Aal Schoul Le lendemain, mercredi, un deuxième enquêteur témoigne. Le policier Kenkel parle de 879 montres. Davantage branché chiffres que son ancien collègue, il retrace la comptabilité des sociétés de Flavio Becca et de l’enregistrement des dépenses pour les montres. La plupart des sociétés enregistrent les dépenses sur les comptes-courant associés de Flavio et Aldo Becca et font remonter à la structure de financement à Hong Kong. Celle-ci a été créée en décembre 2010 quasiment en même temps que le début de l’enquête, à cause, dit Flavio Becca, de la disparition de la Holding 29 luxembourgeoise. Demeure ici la société de patrimoine familial qui s’endette et rembourse avec intérêts la structure hong-kongaise. Mais le fait-elle dûment ? Les policiers ne peuvent l’affirmer. L’avocat parisien insiste à nouveau sur les défaillances de l’enquête judiciaire et l’impossibilité de réconcilier les montres à des factures précises. « Pas facile pour quelqu’un qui n’est pas expert », avait lâché l’enquêteur Kenkel quelques minutes plus tôt dans un aveu d’impuissance. Rebelote. Le limier saisit la perche. « Avez vous réfléchi à la question de soumettre les montres à une expertise ? », demande Hervé Temime. « Non », répond le policier. Pas d’évaluation des montres saisies, pas d’étude des ratios d’endettement des entreprises qui ont acquis les produits de luxe, non plus… Avant de plaider, la défense infuse l’idée selon laquelle les enquêteurs et le juge d’instruction n’ont pas bien défini l’objet du supposé délit. 
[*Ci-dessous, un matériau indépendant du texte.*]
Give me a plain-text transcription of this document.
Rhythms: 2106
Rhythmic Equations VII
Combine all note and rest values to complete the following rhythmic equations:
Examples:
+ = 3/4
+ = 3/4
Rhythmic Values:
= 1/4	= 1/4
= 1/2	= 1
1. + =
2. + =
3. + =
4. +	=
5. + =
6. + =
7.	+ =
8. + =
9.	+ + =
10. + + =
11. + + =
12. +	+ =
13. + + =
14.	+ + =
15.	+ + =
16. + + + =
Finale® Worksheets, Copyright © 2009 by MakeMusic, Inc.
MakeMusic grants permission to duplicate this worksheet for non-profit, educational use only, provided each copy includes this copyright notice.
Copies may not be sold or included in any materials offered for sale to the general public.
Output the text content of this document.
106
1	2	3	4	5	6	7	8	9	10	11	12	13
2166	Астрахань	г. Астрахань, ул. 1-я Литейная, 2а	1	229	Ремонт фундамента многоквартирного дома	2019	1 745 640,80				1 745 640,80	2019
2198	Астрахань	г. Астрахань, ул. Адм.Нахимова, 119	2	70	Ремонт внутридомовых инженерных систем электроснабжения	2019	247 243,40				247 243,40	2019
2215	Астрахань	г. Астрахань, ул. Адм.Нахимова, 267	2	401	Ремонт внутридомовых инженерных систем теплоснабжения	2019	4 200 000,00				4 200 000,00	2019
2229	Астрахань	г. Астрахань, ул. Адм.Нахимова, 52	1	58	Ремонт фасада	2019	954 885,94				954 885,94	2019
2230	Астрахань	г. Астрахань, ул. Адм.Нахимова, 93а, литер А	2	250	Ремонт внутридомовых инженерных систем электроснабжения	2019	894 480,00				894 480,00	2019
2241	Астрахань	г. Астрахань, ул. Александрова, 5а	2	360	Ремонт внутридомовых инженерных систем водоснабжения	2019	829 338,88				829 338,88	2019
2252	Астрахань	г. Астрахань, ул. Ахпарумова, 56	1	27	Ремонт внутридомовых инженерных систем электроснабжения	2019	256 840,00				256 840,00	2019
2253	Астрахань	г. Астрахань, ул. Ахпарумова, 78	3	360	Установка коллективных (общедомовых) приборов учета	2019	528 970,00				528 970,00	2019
Ce jeudi, à la barre, Flavio Becca entretient le mystère. Il répète qu’il préfère investir dans des montres plutôt que des tableaux (écho involontaire à un autre client de son avocat Dmitry Rybolovlev, qui poursuit le marchand d’art et promoteur du port franc luxembourgeois Yves Bouvier). Pour la partie montres comme investissements, il soutient qu’il détient une liste de montres, mais qu’on ne la lui a jamais demandée. Pour les montres destinées à être offertes, il ne se souvient pas de leurs destinataires. Interrogé par le juge Thill, Flavio Becca n’explique pas pourquoi il n’a pas pensé à créer une société ad hoc, pour acheter les montres. L’intéressé se dit un entrepreneur « de l’ancienne école ». Le juge se fait confirmer l’idée selon laquelle Flavio Becca considère l’argent de ses sociétés comme le sien. Rosario Grasso, représentant de la partie civile Ikodomos, conclut la (courte) matinée en réclamant un millier d’euros « symbolique » en réparation des dommages de réputation faits à l’actionnaire d’Olos qu’il représente (Ikodomos, détenue par la famille Lux) et dont la « confiance envers Flavio Becca a été affectée »… non sans rappeler à son confrère venu de l’Hexagone voisin que la jurisprudence luxembourgeoise et même française permet bien à un actionnaire de se constituer partie civile. La séance reprendra mardi avec la plaidoirie (très attendue) d’Hervé Temime, le réquisitoire du ministère public et une éventuelle réplique.